The first quarter of 2018 in northern and central New Jersey started off slower than expected, due to delays in finalizing a number of large transactions and the return of several large blocks of vacant space to the state’s office inventory, Cushman & Wakefield said.
“While overall quarterly demand was down from previous quarters, market watchers were pleased to see asking rents in Class A assets reach record levels,” said Andrew Judd, Cushman & Wakefield’s New Jersey market leader. “Yet, at the same time, the market sustained most of its year-to-date occupancy losses within Class A assets situated in four localities — the Hudson Waterfront, Bergen County, the I-78 Corridor and the Princeton/Route 1 Corridor.”

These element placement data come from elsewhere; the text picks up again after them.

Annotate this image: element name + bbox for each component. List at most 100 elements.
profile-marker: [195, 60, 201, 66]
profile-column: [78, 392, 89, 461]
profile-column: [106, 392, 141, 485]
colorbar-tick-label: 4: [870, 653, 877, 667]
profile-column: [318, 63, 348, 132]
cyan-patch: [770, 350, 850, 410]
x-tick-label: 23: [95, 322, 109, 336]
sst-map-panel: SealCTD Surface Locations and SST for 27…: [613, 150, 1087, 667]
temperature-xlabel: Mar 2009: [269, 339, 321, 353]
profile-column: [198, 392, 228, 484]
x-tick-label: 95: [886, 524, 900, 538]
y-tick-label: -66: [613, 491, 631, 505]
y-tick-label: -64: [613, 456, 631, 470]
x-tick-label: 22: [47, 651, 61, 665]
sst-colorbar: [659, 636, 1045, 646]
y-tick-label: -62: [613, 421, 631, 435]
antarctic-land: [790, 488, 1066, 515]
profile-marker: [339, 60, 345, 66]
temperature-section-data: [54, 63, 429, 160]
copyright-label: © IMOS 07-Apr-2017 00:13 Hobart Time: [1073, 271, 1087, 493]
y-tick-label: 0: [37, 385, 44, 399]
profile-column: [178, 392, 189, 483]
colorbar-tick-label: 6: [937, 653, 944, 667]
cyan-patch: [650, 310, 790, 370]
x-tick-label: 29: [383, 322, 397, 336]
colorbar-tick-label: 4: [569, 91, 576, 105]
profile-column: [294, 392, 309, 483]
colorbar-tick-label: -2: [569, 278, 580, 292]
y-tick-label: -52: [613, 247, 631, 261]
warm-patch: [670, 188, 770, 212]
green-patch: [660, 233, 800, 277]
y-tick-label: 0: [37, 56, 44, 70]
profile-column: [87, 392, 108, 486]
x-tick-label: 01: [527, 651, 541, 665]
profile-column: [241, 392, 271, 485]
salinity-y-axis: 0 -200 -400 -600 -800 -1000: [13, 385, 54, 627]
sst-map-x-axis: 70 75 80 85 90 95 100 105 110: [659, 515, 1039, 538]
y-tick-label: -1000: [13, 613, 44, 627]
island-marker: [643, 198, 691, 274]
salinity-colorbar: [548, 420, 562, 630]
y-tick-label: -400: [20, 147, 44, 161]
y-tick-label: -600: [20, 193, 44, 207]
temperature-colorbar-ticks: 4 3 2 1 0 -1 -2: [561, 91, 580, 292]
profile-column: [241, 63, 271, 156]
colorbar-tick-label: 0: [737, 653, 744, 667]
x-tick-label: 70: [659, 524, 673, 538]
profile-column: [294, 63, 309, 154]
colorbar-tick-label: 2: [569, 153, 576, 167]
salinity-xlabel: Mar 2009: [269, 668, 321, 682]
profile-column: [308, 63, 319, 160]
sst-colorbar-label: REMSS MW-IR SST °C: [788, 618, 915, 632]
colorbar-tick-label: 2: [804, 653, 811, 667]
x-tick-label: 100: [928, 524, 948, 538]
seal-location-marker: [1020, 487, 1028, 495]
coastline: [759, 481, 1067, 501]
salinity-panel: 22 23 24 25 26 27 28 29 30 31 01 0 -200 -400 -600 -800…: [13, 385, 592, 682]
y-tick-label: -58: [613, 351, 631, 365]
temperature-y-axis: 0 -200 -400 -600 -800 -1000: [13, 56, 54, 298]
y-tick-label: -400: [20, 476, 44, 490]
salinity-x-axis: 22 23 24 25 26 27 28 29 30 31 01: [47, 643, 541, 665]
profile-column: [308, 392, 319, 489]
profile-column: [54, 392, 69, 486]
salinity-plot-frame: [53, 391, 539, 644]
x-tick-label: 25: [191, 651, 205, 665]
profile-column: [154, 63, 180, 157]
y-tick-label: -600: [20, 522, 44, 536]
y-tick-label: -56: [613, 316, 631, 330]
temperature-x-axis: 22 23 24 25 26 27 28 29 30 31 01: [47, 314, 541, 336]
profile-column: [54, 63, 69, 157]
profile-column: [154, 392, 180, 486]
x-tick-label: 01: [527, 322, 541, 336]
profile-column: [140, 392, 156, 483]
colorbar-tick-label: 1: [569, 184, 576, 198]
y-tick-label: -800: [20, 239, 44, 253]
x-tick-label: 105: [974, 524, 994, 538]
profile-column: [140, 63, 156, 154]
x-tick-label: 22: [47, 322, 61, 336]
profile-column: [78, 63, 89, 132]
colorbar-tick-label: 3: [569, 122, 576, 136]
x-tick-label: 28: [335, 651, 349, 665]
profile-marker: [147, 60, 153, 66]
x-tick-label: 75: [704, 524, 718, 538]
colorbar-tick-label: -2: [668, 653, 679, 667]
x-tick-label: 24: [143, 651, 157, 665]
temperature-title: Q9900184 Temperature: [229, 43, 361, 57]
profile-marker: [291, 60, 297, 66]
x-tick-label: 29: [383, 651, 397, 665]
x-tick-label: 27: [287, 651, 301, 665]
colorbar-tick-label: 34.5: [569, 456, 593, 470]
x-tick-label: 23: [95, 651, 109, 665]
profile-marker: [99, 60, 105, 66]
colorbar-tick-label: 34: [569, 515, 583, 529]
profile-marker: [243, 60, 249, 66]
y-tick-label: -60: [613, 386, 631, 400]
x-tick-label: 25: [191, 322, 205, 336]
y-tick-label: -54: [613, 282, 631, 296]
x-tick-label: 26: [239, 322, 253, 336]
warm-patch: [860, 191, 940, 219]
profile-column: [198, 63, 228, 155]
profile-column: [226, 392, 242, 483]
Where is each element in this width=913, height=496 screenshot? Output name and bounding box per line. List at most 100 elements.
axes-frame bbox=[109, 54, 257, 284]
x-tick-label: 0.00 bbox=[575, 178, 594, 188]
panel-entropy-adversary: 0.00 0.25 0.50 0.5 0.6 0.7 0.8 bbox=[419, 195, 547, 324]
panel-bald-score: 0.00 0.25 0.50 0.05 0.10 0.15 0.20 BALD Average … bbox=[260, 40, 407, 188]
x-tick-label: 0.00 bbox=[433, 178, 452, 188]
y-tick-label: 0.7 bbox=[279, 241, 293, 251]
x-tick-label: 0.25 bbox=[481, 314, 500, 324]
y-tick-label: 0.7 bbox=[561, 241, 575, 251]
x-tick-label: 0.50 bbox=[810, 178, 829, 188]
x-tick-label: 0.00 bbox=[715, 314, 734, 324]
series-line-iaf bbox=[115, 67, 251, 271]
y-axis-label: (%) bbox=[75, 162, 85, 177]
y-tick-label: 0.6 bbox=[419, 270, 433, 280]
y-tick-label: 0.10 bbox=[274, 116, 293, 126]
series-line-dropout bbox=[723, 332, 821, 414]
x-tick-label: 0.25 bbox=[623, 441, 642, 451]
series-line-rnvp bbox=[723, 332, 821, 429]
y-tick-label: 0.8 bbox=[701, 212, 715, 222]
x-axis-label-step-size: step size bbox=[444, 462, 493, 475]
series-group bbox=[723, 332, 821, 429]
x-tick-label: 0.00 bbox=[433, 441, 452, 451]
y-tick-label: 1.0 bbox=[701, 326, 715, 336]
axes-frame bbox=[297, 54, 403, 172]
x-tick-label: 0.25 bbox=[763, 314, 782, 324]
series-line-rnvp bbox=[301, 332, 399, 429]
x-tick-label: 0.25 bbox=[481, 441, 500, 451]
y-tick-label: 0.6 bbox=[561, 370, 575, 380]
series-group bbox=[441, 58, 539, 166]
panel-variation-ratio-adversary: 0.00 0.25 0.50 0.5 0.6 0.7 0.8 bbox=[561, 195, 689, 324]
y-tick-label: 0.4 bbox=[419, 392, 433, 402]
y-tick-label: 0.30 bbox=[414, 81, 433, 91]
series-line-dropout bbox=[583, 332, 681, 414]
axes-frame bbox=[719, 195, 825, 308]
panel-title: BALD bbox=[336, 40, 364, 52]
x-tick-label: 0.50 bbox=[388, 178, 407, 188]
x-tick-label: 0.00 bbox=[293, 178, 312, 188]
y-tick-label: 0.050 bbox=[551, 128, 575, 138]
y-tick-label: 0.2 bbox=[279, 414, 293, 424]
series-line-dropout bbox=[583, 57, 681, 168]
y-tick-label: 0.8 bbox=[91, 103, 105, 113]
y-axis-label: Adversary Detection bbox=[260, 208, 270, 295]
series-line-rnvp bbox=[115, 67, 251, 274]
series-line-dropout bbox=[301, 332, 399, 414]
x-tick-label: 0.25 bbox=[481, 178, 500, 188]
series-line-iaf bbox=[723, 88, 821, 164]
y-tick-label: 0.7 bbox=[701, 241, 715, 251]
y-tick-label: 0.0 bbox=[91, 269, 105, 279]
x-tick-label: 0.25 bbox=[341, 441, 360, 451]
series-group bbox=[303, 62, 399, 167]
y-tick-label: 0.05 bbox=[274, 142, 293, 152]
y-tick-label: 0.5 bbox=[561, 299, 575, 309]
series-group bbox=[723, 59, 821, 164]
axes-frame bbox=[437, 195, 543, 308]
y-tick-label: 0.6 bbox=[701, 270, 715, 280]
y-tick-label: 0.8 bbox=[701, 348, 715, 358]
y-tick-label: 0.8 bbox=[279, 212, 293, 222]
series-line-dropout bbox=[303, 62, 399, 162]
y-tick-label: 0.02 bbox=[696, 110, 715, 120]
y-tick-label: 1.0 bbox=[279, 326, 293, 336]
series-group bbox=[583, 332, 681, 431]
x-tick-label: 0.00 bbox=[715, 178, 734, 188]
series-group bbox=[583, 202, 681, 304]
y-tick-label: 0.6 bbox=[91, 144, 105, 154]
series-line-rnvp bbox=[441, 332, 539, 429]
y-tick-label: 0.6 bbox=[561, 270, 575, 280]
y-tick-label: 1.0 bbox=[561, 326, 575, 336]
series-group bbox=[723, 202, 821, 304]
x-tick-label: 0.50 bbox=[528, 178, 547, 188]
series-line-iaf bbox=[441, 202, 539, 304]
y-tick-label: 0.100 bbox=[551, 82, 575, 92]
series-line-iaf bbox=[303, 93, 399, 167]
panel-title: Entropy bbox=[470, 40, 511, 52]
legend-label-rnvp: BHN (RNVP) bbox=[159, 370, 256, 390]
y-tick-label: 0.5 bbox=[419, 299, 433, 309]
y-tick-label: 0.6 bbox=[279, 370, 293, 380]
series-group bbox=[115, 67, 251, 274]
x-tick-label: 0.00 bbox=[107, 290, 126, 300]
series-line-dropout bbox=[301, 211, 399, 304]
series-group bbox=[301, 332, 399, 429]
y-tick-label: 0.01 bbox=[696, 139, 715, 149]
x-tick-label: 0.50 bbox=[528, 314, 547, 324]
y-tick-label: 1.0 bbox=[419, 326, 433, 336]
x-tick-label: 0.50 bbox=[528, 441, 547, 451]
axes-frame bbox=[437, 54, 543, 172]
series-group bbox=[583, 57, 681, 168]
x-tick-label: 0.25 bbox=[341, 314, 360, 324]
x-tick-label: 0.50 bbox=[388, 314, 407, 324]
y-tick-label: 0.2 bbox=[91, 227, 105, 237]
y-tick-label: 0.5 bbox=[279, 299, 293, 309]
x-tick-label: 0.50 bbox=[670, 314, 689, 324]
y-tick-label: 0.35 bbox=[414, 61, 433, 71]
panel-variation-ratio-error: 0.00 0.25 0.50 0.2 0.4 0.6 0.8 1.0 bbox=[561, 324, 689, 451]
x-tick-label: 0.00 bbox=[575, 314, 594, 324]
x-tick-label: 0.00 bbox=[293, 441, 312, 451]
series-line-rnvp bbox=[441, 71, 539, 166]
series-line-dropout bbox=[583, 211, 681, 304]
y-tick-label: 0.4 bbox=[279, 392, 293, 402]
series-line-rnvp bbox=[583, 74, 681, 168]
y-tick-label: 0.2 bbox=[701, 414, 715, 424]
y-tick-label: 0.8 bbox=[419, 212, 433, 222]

Only five new leases greater than 25,000 square feet closed in the quarter, and just two of them exceeded 50,000 square feet, said Jason Price, Cushman & Wakefield’s New Jersey research director.

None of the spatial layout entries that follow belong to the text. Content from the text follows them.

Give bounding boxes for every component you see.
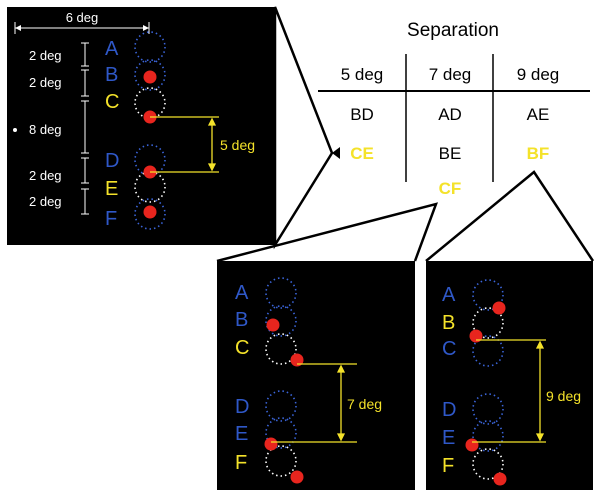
br-circle-b [472, 307, 504, 339]
cell-ae: AE [527, 105, 550, 124]
br-letter-d: D [442, 399, 456, 421]
br-circle-f [472, 448, 504, 480]
col-header-9: 9 deg [517, 65, 560, 84]
separation-label-7: 7 deg [347, 396, 382, 412]
br-red-dot-c [469, 329, 483, 343]
bl-circle-a [265, 277, 297, 309]
panel-7deg-svg: A B C D E F 7 deg [235, 277, 382, 484]
panel-9deg-svg: A B C D E F 9 deg [442, 279, 581, 486]
main-layout-svg: 6 deg 2 deg 2 deg 8 deg 2 deg 2 deg A B … [13, 10, 255, 230]
connector-main [273, 6, 334, 250]
circle-f [134, 198, 166, 230]
red-dot-f [143, 205, 157, 219]
letter-a: A [105, 38, 119, 60]
circle-b [134, 59, 166, 91]
connector-bottom-right [425, 170, 595, 262]
bl-letter-f: F [235, 452, 247, 474]
col-header-7: 7 deg [429, 65, 472, 84]
bl-red-dot-f [290, 470, 304, 484]
connector-bottom-left [216, 202, 438, 263]
bl-letter-c: C [235, 337, 249, 359]
gap-label-4: 2 deg [29, 168, 62, 183]
bl-letter-e: E [235, 423, 248, 445]
br-letter-a: A [442, 284, 456, 306]
gap-label-2: 2 deg [29, 75, 62, 90]
br-letter-c: C [442, 338, 456, 360]
br-letter-b: B [442, 312, 455, 334]
letter-e: E [105, 178, 118, 200]
br-circle-d [472, 393, 504, 425]
gap-label-5: 2 deg [29, 194, 62, 209]
callout-pointer-main [332, 147, 340, 159]
table-title: Separation [407, 20, 499, 41]
letter-f: F [105, 208, 117, 230]
bl-red-dot-c [290, 353, 304, 367]
cell-ad: AD [438, 105, 462, 124]
bl-circle-f [265, 445, 297, 477]
bl-red-dot-b [266, 318, 280, 332]
letter-b: B [105, 64, 118, 86]
bullet-dot [13, 128, 17, 132]
panel-7deg: A B C D E F 7 deg [217, 261, 415, 490]
cell-ce: CE [350, 144, 374, 163]
br-circle-c [472, 335, 504, 367]
cell-be: BE [439, 144, 462, 163]
gap-label-3: 8 deg [29, 122, 62, 137]
cell-bf: BF [527, 144, 550, 163]
separation-table: Separation 5 deg 7 deg 9 deg BD CE AD BE… [318, 12, 590, 202]
cell-cf: CF [439, 179, 462, 198]
cell-bd: BD [350, 105, 374, 124]
separation-table-svg: Separation 5 deg 7 deg 9 deg BD CE AD BE… [318, 20, 590, 198]
bl-circle-e [265, 417, 297, 449]
br-red-dot-e [465, 438, 479, 452]
br-red-dot-b [492, 301, 506, 315]
col-header-5: 5 deg [341, 65, 384, 84]
bl-circle-b [265, 305, 297, 337]
red-dot-b [143, 70, 157, 84]
bl-red-dot-e [264, 437, 278, 451]
separation-label-main: 5 deg [220, 137, 255, 153]
br-circle-a [472, 279, 504, 311]
letter-d: D [105, 150, 119, 172]
bl-circle-d [265, 390, 297, 422]
bl-letter-b: B [235, 309, 248, 331]
circle-e [134, 171, 166, 203]
br-circle-e [472, 420, 504, 452]
br-letter-e: E [442, 427, 455, 449]
bl-letter-d: D [235, 396, 249, 418]
main-layout-panel: 6 deg 2 deg 2 deg 8 deg 2 deg 2 deg A B … [7, 7, 275, 245]
br-red-dot-f [493, 472, 507, 486]
letter-c: C [105, 91, 119, 113]
br-letter-f: F [442, 455, 454, 477]
separation-label-9: 9 deg [546, 388, 581, 404]
width-label: 6 deg [66, 10, 99, 25]
circle-a [134, 31, 166, 63]
bl-letter-a: A [235, 282, 249, 304]
panel-9deg: A B C D E F 9 deg [426, 261, 593, 490]
gap-label-1: 2 deg [29, 48, 62, 63]
bl-circle-c [265, 333, 297, 365]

However, renewal activity is remaining healthy, he said, as 11 tenants occupy more than 20,000 square feet and are committed to staying put. The largest among them was a 91,235-square-foot renewal by AXA Equitable Life Insurance in Secaucus.
According to Cushman & Wakefield, the northern and central markets in New Jersey struggled to gain traction during the quarter, with vacancy around 18.6 percent. The slow pace of large deal closings and the entry of big vacant blocks pushed net absorption into the negative for Q1. However, Class B assets, which are mostly tenants taking up space smaller than 10,000 square feet, saw net absorption in the quarter at 190,574 square feet. Class B vacancy declined to 16.7 percent, down from 18.5 percent during the first quarter last year.
Average asking rents continued to grow, as Class A space entered the marketplace even as Class B space tightened. On a year-over-year basis, asking rents were up across all property types. Class A rents rose over that period by 5.5 percent, to $32.86 per square foot, and Class B rents rose by 3.2 percent, to $23.74 per square foot.
Among markets, the Hudson Waterfront recorded an increase of 2.3 percent, to $45.21 per square foot, and the Morristown submarket increased 1.9 percent, to $30.34 per square foot.
A number of submarkets had improved vacancy during the quarter, led by the Upper 287 Corridor, which fell to 17.5 percent. The Morris Route 10/24 Corridor experienced a drop to 19.4 percent, Newark fell to 16 percent and Monmouth County ticked lower to 11 percent — the lowest level of any submarket in New Jersey.
The largest new deals signed during the first quarter:
- Lonza America, 74,659 square feet, 412 Mount Kemble Ave. in Morristown;
- Pro Custom Solar, 61,240 square feet, 3096 Hamilton Blvd. in South Plainfield;
- McLaren Engineering Group, 45,359 square feet, 530 Chestnut Ridge Road in Woodcliff Lake;
- Vitamin Shoppe, 28,200-square-foot expansion, 400 Plaza Drive in Secaucus;
- W2O, 25,000 square feet, Park Avenue Corporate Park in Florham Park.
“First-quarter velocity may have been modest, but a handful of large transactions are anticipated to close in the second quarter,” Price said. “This will bolster the market’s new leasing figures and should help propel net absorption into the black once again. We’re also expecting vacancy as a whole to stabilize over the next few quarters. And if the economy remains on its current trajectory, we foresee continued, overall inclines in asking rents as well.”